I didn't realise that TATT - Tired All The Time - was considered by the medical profession to be identical to ME or CFS. I'm glad I found out. You never know when this kind of info can be helpful!
 
From @Dolphin 's link in the previous post...



I didn't realise that TATT - Tired All The Time - was considered by the medical profession to be identical to ME or CFS. I'm glad I found out. You never know when this kind of info can be helpful!
To some doctors yes. But I know mine were putting TATT on my records long before we started talking about ME/CFS.
 
Lololol so I was just talking to my mum about this...

Mum: "well at least with all these people getting it after covid, the medical profession won't be able to say that it's psychological"

Me: oh my sweet summer child...

:rofl::rofl::rofl:
 
I just keep seeing the same posts, the same stories, the same patterns from different people.

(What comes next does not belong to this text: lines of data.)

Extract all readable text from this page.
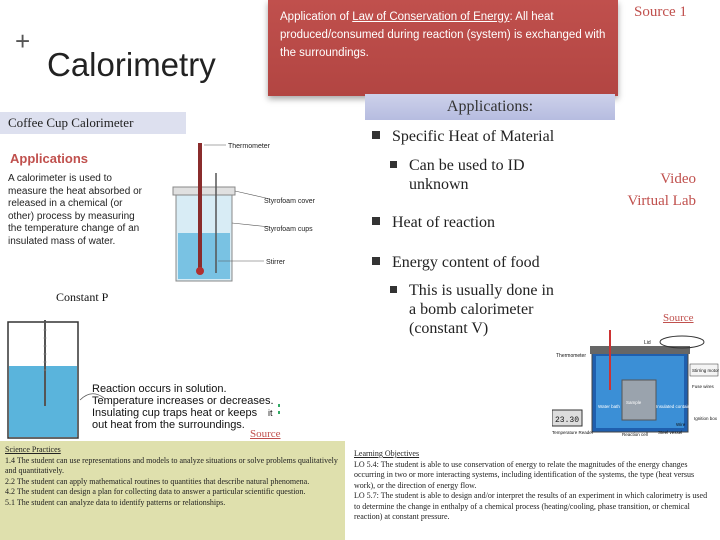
+
Calorimetry
Application of Law of Conservation of Energy: All heat produced/consumed during reaction (system) is exchanged with the surroundings.
Source 1
Applications:
Coffee Cup Calorimeter
Applications
A calorimeter is used to measure the heat absorbed or released in a chemical (or other) process by measuring the temperature change of an insulated mass of water.
Thermometer
Styrofoam cover
Styrofoam cups
Stirrer
Constant P
Reaction occurs in solution.
Temperature increases or decreases.
Insulating cup traps heat or keeps
out heat from the surroundings.
it
Source
Specific Heat of Material
Can be used to ID
unknown
Heat of reaction
Energy content of food
This is usually done in
a bomb calorimeter
(constant V)
Video
Virtual Lab
Source
23.30
Thermometer
Lid
Stirring motor
Fuse wires
Water bath
Sample
Insulated container
Temperature Reader	Reaction cell
Wire
Ignition box
Steel vessel
Science Practices
1.4 The student can use representations and models to analyze situations or solve problems qualitatively and quantitatively.
2.2 The student can apply mathematical routines to quantities that describe natural phenomena.
4.2 The student can design a plan for collecting data to answer a particular scientific question.
5.1 The student can analyze data to identify patterns or relationships.
Learning Objectives
LO 5.4: The student is able to use conservation of energy to relate the magnitudes of the energy changes occurring in two or more interacting systems, including identification of the systems, the type (heat versus work), or the direction of energy flow.
LO 5.7: The student is able to design and/or interpret the results of an experiment in which calorimetry is used to determine the change in enthalpy of a chemical process (heating/cooling, phase transition, or chemical reaction) at constant pressure.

All understand the same thing. All completely debunk either of the PTSD or deconditioning so completely. Or even basic motivation. All stories of people who either jump to exercise and regret it or people who thought they were out of it and resumed it only to crash almost immediately. Many examples from today, here's a good one.

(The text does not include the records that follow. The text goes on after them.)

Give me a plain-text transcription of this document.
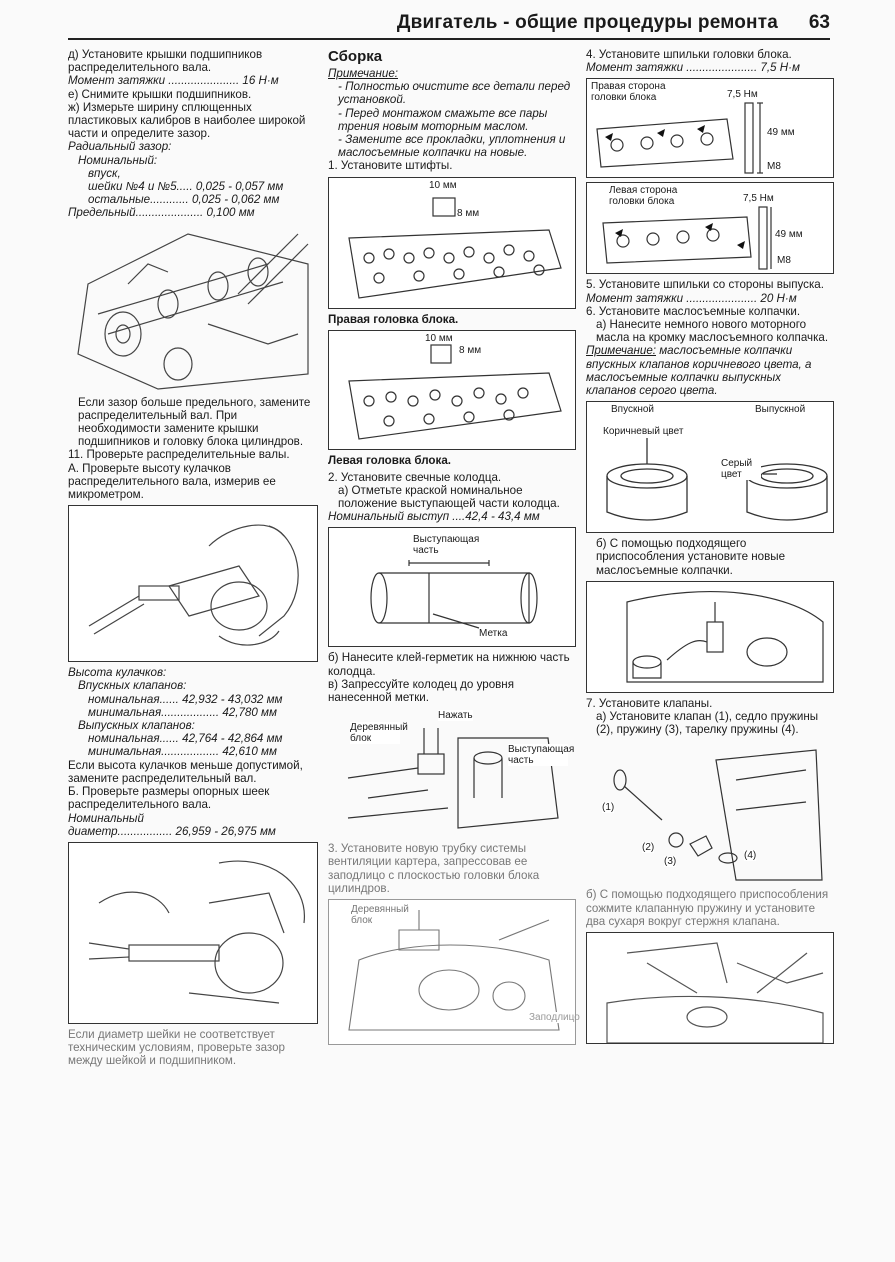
Двигатель - общие процедуры ремонта 63

д) Установите крышки подшипников распределительного вала.

Момент затяжки ...................... 16 Н·м

е) Снимите крышки подшипников.

ж) Измерьте ширину сплющенных пластиковых калибров в наиболее широкой части и определите зазор.

Радиальный зазор:

Номинальный:

впуск,

шейки №4 и №5..... 0,025 - 0,057 мм

остальные............ 0,025 - 0,062 мм

Предельный..................... 0,100 мм

Если зазор больше предельного, замените распределительный вал. При необходимости замените крышки подшипников и головку блока цилиндров.

11. Проверьте распределительные валы.

А. Проверьте высоту кулачков распределительного вала, измерив ее микрометром.

Высота кулачков:

Впускных клапанов:

номинальная...... 42,932 - 43,032 мм

минимальная.................. 42,780 мм

Выпускных клапанов:

номинальная...... 42,764 - 42,864 мм

минимальная.................. 42,610 мм

Если высота кулачков меньше допустимой, замените распределительный вал.

Б. Проверьте размеры опорных шеек распределительного вала.

Номинальный

диаметр................. 26,959 - 26,975 мм

Если диаметр шейки не соответствует техническим условиям, проверьте зазор между шейкой и подшипником.

Сборка

Примечание:

- Полностью очистите все детали перед установкой.

- Перед монтажом смажьте все пары трения новым моторным маслом.

- Замените все прокладки, уплотнения и маслосъемные колпачки на новые.

1. Установите штифты.

10 мм
8 мм

Правая головка блока.

10 мм
8 мм

Левая головка блока.

2. Установите свечные колодца.

а) Отметьте краской номинальное положение выступающей части колодца.

Номинальный выступ ....42,4 - 43,4 мм

Выступающая часть
Метка

б) Нанесите клей-герметик на нижнюю часть колодца.

в) Запрессуйте колодец до уровня нанесенной метки.

Нажать
Деревянный блок
Выступающая часть

3. Установите новую трубку системы вентиляции картера, запрессовав ее заподлицо с плоскостью головки блока цилиндров.

Деревянный блок
Заподлицо

4. Установите шпильки головки блока.

Момент затяжки ...................... 7,5 Н·м

Правая сторона головки блока	7,5 Нм
49 мм
М8
Левая сторона головки блока	7,5 Нм
49 мм
М8

5. Установите шпильки со стороны выпуска.

Момент затяжки ...................... 20 Н·м

6. Установите маслосъемные колпачки.

а) Нанесите немного нового моторного масла на кромку маслосъемного колпачка.

Примечание: маслосъемные колпачки впускных клапанов коричневого цвета, а маслосъемные колпачки выпускных клапанов серого цвета.

Впускной	Выпускной
Коричневый цвет
Серый цвет

б) С помощью подходящего приспособления установите новые маслосъемные колпачки.

7. Установите клапаны.

а) Установите клапан (1), седло пружины (2), пружину (3), тарелку пружины (4).

(1)
(2)
(3)
(4)

б) С помощью подходящего приспособления сожмите клапанную пружину и установите два сухаря вокруг стержня клапана.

What has really struck me is that they are using the same language that we in the ME/CFS community use. For example, they commonly use terms like "crashing" and "flare up".

It's obvious that most of them have had no contact with the ME/CFS community before and yet they're describing their symptoms and experience using exactly the same words many of us have been using for decades.

ETA: many of them are using "brain fog" too.